7 mg nicotine patch fails to enhance P300 neural indices of cognitive control among nonsmokers.


PMID 25218552

Abstract

Nicotine administration facilitates and nicotine deprivation reduces cognitive control in smokers. Importantly, nicotine effects on cognition may reinforce smoking behavior, especially among individuals who have cognitive deficits. The target P300 (P3b) and distracter P300 (P3a) are well-validated electrocortical markers of attention- and memory-related cognitive control processes. Nicotine deprivation has been shown to reduce P3b/P3a amplitudes. The current study sought to examine the direct effects of nicotine on P3b/P3a amplitudes among nonsmokers.

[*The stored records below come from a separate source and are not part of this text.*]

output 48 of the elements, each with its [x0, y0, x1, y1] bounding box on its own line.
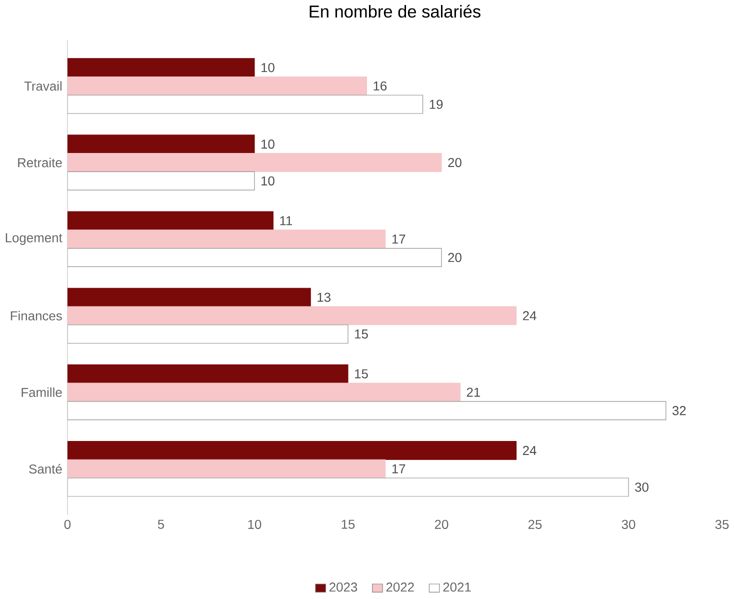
bar: [67, 440, 517, 460]
data-label: 21: [466, 387, 480, 397]
x-tick-label: 15: [342, 520, 355, 529]
legend-label: 2022: [386, 582, 414, 592]
x-tick-label: 25: [528, 520, 542, 529]
bar: [67, 94, 424, 114]
y-tick-label: Retraite: [18, 158, 62, 168]
data-label: 10: [262, 62, 274, 72]
data-label: 32: [672, 406, 686, 415]
bar: [67, 400, 666, 420]
y-tick-label: Finances: [10, 310, 62, 320]
data-label: 11: [280, 216, 292, 225]
x-tick-label: 5: [158, 520, 164, 529]
y-tick-label: Santé: [29, 464, 62, 474]
y-tick-label: Famille: [22, 387, 62, 397]
bar: [67, 324, 348, 344]
data-label: 15: [355, 369, 368, 378]
bar: [67, 288, 311, 307]
x-tick-label: 35: [715, 520, 729, 529]
data-label: 24: [522, 310, 536, 320]
y-tick-label: Logement: [6, 233, 62, 245]
data-label: 20: [448, 158, 462, 167]
bar: [67, 58, 255, 77]
x-tick-label: 10: [248, 520, 262, 529]
data-label: 20: [448, 252, 462, 262]
bar: [67, 248, 442, 267]
chart-title: En nombre de salariés: [310, 4, 480, 18]
data-label: 10: [262, 139, 274, 149]
bar: [67, 134, 255, 154]
data-label: 15: [355, 329, 368, 338]
data-label: 19: [430, 100, 443, 109]
data-label: 10: [262, 176, 274, 186]
bar: [67, 364, 348, 384]
x-tick-label: 0: [64, 520, 71, 529]
data-label: 30: [635, 482, 648, 492]
data-label: 24: [522, 446, 536, 455]
data-label: 17: [392, 464, 406, 474]
data-label: 13: [318, 292, 330, 302]
bar: [67, 477, 629, 496]
y-tick-label: Travail: [24, 80, 62, 91]
bar: [67, 211, 274, 230]
data-label: 17: [392, 234, 406, 244]
data-label: 16: [374, 81, 387, 90]
x-tick-label: 20: [434, 520, 448, 529]
x-tick-label: 30: [622, 520, 636, 529]
legend-label: 2023: [330, 582, 358, 592]
bar: [67, 171, 255, 190]
legend-label: 2021: [443, 582, 471, 592]
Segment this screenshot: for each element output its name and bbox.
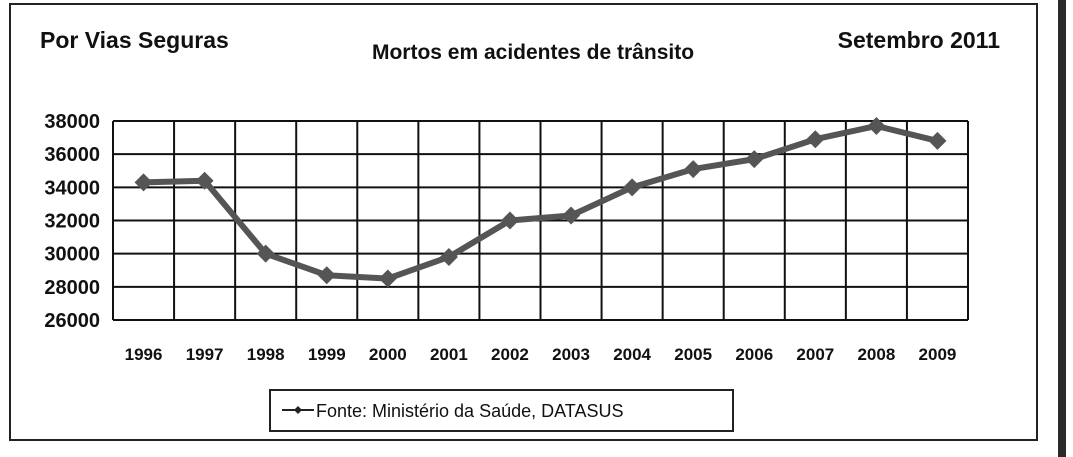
x-tick-label: 2009 [919,345,957,364]
x-tick-label: 2002 [491,345,529,364]
date-label: Setembro 2011 [838,27,1001,53]
data-point [867,116,886,135]
series-line [143,122,939,282]
y-tick-label: 32000 [44,211,100,233]
x-tick-label: 1996 [125,345,163,364]
data-point [806,130,825,149]
data-point [195,171,214,190]
y-tick-label: 30000 [44,244,100,266]
data-point [439,247,458,266]
x-tick-label: 2003 [552,345,590,364]
x-tick-label: 2005 [674,345,712,364]
x-tick-label: 1999 [308,345,346,364]
chart-title: Mortos em acidentes de trânsito [372,41,694,64]
data-point [500,211,519,230]
x-tick-label: 1998 [247,345,285,364]
x-tick-label: 2000 [369,345,407,364]
x-tick-label: 1997 [186,345,224,364]
data-point [317,266,336,285]
data-point [134,173,153,192]
x-tick-label: 2001 [430,345,468,364]
data-point [684,160,703,179]
legend: Fonte: Ministério da Saúde, DATASUS [269,389,734,432]
y-tick-label: 34000 [44,177,100,199]
y-tick-label: 28000 [44,277,100,299]
y-tick-label: 38000 [44,111,100,133]
data-point [378,269,397,288]
legend-box [269,389,734,432]
data-point [928,131,947,150]
data-point [256,244,275,263]
x-tick-label: 2008 [857,345,895,364]
legend-label: Fonte: Ministério da Saúde, DATASUS [316,401,623,421]
series [134,116,947,288]
y-tick-label: 26000 [44,310,100,332]
side-bar [1058,0,1066,457]
y-axis-ticks: 38000 36000 34000 32000 30000 28000 26000 [44,111,100,332]
legend-marker-icon [294,406,302,414]
x-tick-label: 2004 [613,345,651,364]
x-tick-label: 2007 [796,345,834,364]
data-point [623,178,642,197]
x-axis-ticks: 1996 1997 1998 1999 2000 2001 2002 2003 2004 2005… [125,345,957,364]
data-point [745,150,764,169]
y-tick-label: 36000 [44,144,100,166]
x-tick-label: 2006 [735,345,773,364]
data-point [562,206,581,225]
source-label: Por Vias Seguras [40,27,229,53]
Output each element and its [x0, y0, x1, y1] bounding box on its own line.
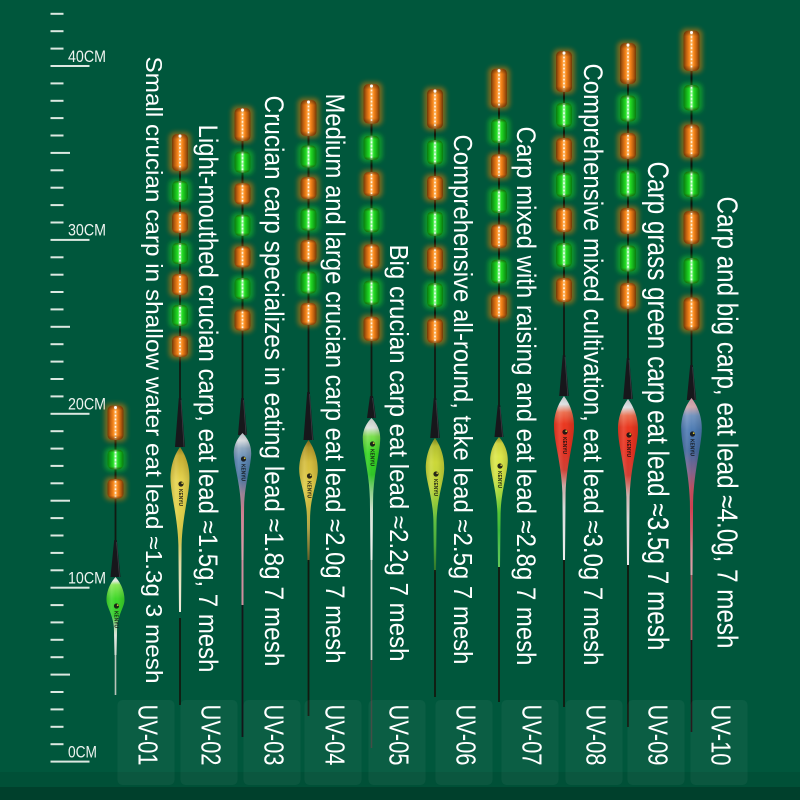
svg-text:Comprehensive all-round, take: Comprehensive all-round, take lead ≈2.5g… [448, 135, 478, 665]
svg-text:Comprehensive mixed cultivatio: Comprehensive mixed cultivation, eat lea… [578, 64, 608, 666]
svg-text:Crucian carp specializes in ea: Crucian carp specializes in eating lead … [259, 96, 289, 667]
svg-text:UV-01: UV-01 [133, 705, 164, 766]
svg-text:KENYU: KENYU [496, 471, 502, 488]
svg-text:Carp and big carp, eat lead ≈4: Carp and big carp, eat lead ≈4.0g, 7 mes… [711, 197, 743, 649]
svg-text:UV-06: UV-06 [451, 705, 482, 766]
svg-text:UV-08: UV-08 [581, 705, 612, 766]
svg-text:20CM: 20CM [68, 395, 106, 414]
svg-text:UV-07: UV-07 [517, 705, 548, 766]
svg-text:40CM: 40CM [68, 47, 106, 66]
svg-text:UV-10: UV-10 [706, 705, 737, 766]
svg-text:10CM: 10CM [68, 569, 106, 588]
svg-text:0CM: 0CM [68, 742, 97, 761]
svg-text:KENYU: KENYU [113, 611, 119, 628]
svg-text:KENYU: KENYU [432, 479, 438, 496]
svg-text:UV-03: UV-03 [259, 705, 290, 766]
svg-text:Light-mouthed crucian carp, ea: Light-mouthed crucian carp, eat lead ≈1.… [193, 125, 223, 673]
svg-text:Small crucian carp in shallow: Small crucian carp in shallow water eat … [141, 57, 167, 684]
svg-text:Carp grass green carp eat lead: Carp grass green carp eat lead ≈3.5g 7 m… [641, 162, 674, 651]
svg-text:Big crucian carp eat lead ≈2.2: Big crucian carp eat lead ≈2.2g 7 mesh [384, 245, 414, 662]
svg-text:KENYU: KENYU [561, 437, 567, 454]
svg-text:KENYU: KENYU [625, 440, 631, 457]
svg-text:UV-02: UV-02 [196, 705, 227, 766]
svg-text:KENYU: KENYU [177, 489, 183, 506]
svg-text:Medium and large crucian carp: Medium and large crucian carp eat lead ≈… [320, 94, 350, 664]
svg-text:UV-09: UV-09 [643, 705, 674, 766]
svg-text:UV-05: UV-05 [384, 705, 415, 766]
svg-text:30CM: 30CM [68, 221, 106, 240]
svg-text:UV-04: UV-04 [320, 705, 351, 766]
svg-text:Carp mixed with raising and ea: Carp mixed with raising and eat lead ≈2.… [511, 127, 541, 666]
svg-text:KENYU: KENYU [240, 464, 246, 481]
svg-text:KENYU: KENYU [306, 481, 312, 498]
svg-text:KENYU: KENYU [689, 439, 695, 456]
svg-text:KENYU: KENYU [369, 449, 375, 466]
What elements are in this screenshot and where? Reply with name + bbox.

It was hypothesized that nicotine would increase P3b and P3a amplitudes, and that individuals lower on trait cognitive control would show greater nicotine-induced increases. 78 nonsmokers attended two separate experimental sessions, during which they performed the P3b/P3a evoking 3-stimulus oddball task following nicotine (7-mg) or placebo patch administration. Nicotine did not enhance P3b or P3a amplitudes, nor did trait cognitive control moderate the influence of nicotine on these indices. Nicotine-induced changes in P3 amplitudes may be limited to nicotine deprivation and/or nonsmokers may be fundamentally different with respect to the influence of nicotine on P3b/P3a indices of cognitive control. Directions for future research that may further examine the effects of nicotine on P3b/P3a independent of withdrawal reversal are discussed.